Van Pelt was designed in 1962 by Harbeson Hough Livingston & Larson, successor to the firm founded by the great Philadelphia architect and Penn professor Paul Philippe Cret, but its bare concrete walls and stingy windows are the last thing you'd expect at a private, Ivy League school. The story, probably apocryphal, Rogers says, is that the university librarian at the time was a medievalist who wanted "archers' windows."

Over time, Rogers has been trying to soften those harsh spaces with new furnishings and modern workspaces. Just as companies like Comcast and GlaxoSmithKline are altering their offices to encourage employees to work in teams, universities are creating spaces where students can do projects collaboratively.

In 2012, the library opened an off-site study hall by colonizing the vacant space under the seats at Franklin Field. Though the space, designed by New York's Joel Sanders, has huge windows and overlooks a park, it does not have a single book. Some sections don't even have chairs; students sprawl on the floor instead, against bolsters and pillows. When Interior Design magazine announced finalists for its 2013 awards this winter, Kislak and the study hall were among the top 10 finalists. The study hall won top prize.

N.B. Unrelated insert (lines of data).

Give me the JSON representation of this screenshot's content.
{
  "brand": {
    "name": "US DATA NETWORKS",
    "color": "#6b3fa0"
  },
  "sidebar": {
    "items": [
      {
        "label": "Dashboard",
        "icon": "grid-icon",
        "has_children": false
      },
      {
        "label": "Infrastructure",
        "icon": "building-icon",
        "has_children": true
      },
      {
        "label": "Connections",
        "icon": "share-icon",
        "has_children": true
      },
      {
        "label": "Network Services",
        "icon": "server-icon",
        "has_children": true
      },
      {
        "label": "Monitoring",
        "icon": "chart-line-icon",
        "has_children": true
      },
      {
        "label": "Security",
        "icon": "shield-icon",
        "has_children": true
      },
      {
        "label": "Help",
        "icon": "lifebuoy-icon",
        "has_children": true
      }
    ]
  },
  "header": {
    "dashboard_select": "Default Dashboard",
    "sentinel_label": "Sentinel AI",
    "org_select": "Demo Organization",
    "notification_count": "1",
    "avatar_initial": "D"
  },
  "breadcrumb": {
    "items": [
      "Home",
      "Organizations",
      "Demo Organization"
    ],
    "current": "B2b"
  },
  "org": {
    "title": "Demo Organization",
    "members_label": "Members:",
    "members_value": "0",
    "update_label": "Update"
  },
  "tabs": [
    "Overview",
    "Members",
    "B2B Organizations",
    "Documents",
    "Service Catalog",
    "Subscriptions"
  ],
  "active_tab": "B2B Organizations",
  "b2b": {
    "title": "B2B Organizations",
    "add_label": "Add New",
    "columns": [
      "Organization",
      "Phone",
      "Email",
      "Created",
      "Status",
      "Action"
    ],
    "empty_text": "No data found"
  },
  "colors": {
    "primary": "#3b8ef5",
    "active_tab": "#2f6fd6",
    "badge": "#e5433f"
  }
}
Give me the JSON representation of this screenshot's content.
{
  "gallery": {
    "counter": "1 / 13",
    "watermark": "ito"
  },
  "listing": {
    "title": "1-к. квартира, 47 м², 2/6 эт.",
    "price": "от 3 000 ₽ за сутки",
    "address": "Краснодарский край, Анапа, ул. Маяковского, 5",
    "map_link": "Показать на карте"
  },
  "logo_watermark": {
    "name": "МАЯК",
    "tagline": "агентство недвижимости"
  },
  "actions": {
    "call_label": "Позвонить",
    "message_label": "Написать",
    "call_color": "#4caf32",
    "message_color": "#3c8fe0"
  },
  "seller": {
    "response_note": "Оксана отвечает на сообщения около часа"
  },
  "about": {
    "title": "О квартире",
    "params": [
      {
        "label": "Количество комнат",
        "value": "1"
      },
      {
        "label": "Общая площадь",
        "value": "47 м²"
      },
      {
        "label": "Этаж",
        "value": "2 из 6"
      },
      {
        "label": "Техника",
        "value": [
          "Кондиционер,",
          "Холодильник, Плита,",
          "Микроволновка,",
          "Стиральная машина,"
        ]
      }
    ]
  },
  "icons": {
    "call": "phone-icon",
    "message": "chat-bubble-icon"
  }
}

Not all the wooden touchstones of Kislak's past were removed during the renovation. The 16th-century panels, which were near the elevators, were reinstalled in the room housing its special Shakespeare collection, and Henry Charles Lea's 19th-century history library, which was transferred intact from his home at 20th and Walnut, remains untouched. So does David Rittenhouse's amazing 18th-century orrery, a collection of gears that mimics the movement of the solar system.

Despite Van Pelt's architecture, I've always had a soft spot for the place because it is an open-stack library, perfect for serendipitous research. It is open to any Philadelphian with a photo ID. For digital nomads, it makes a nice alternative to a cafe.

After spending time in the sun-drenched Kislak reading area, you might even forget about those medieval archers' windows.